Q: Our development has 10 fountains in 7 ponds. The board reduced the operating time of the fountains from 12 to 6 hours a day. Owners of homes with a fountain view feel like the enjoyment and value of their homes has diminished. Is this a material change under Florida law that would require membership vote? (R.D., via e-mail)

A: The seminal case in Florida defines “material alterations” in the condominium context as those changes which “palpably or perceptively vary or change the form, shape, elements or specifications of a building from its original design or plan, or existing condition, in such a manner as to appreciably affect or influence its function, use, or appearance.”

The condominium law states that there shall be no material alterations or substantial additions to the common elements except as provided in the declaration of condominium. If the declaration is silent, seventy five percent of all unit owners must approve the change. Although not set forth in your question, it appears that your community may not be governed by the condominium statute, but rather Chapter 720 of the Florida Statutes, the Florida Homeowners’ Association Act. This statute does not have a “material alteration clause” and the case law under the statute suggests that the governing documents control the question.
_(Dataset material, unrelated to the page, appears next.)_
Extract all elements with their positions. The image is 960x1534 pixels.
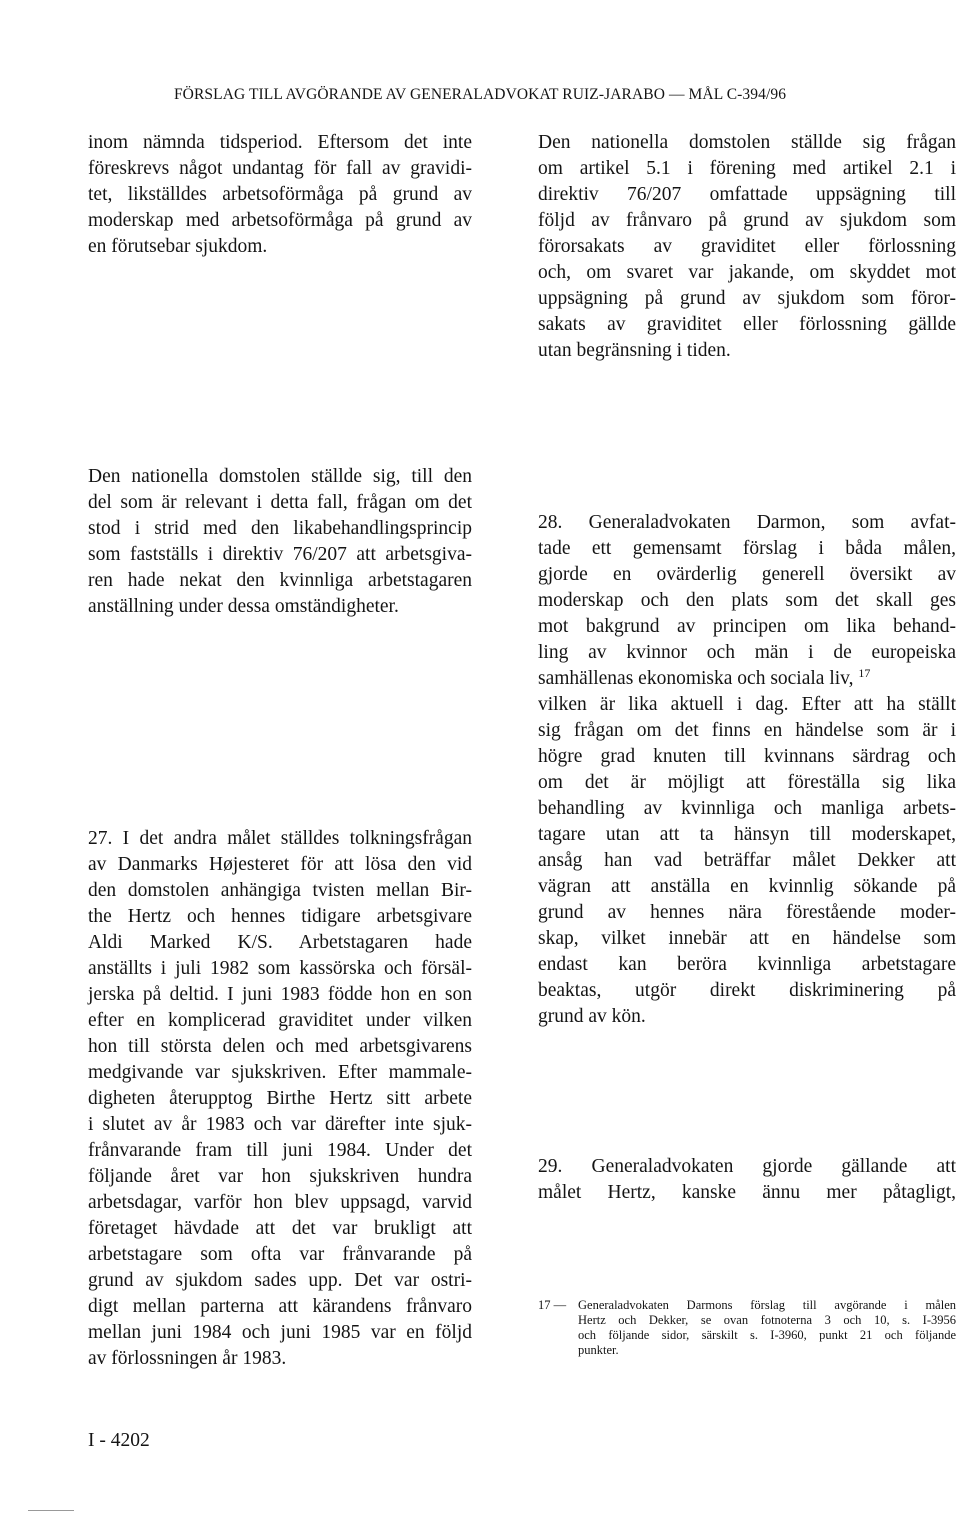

Based on the situation you describe, the fountains will continue to operate in accordance with their general function, use, and appearance. Rather, the board is making a decision as to how these common elements or common areas will be operated. Most governing documents, as well as applicable case law, generally give the board relatively wide latitude regarding operation of common property.

Q: Our community has a building with 6 connected villas under a common roof. Homeowners are required to carry their own insurance and most have different insurers. If one company says that the building has hurricane roof damage, but the others disagree, would that insurer have to cover the entire roof for the 6 villas? (B.B., via e-mail)

A: That question could only be answered by having an attorney who is competent in insurance coverage issues review the applicable insurance policy. Without prejudging what might come from such a review, the short answer is “I doubt it.”
This is a common issue for this type of community. Over the years, I have seen situations where one villa owner may have inadequate insurance, or no insurance at all, and decides to “walk away” after a major loss, such as a hurricane. There are a number of approaches that could be considered to protect all of the owners, including requiring proof of insurance, requiring rebuilding/repair within a certain time frame, and setting forth effective enforcement remedies. This will usually require an amendment to the declaration of covenants.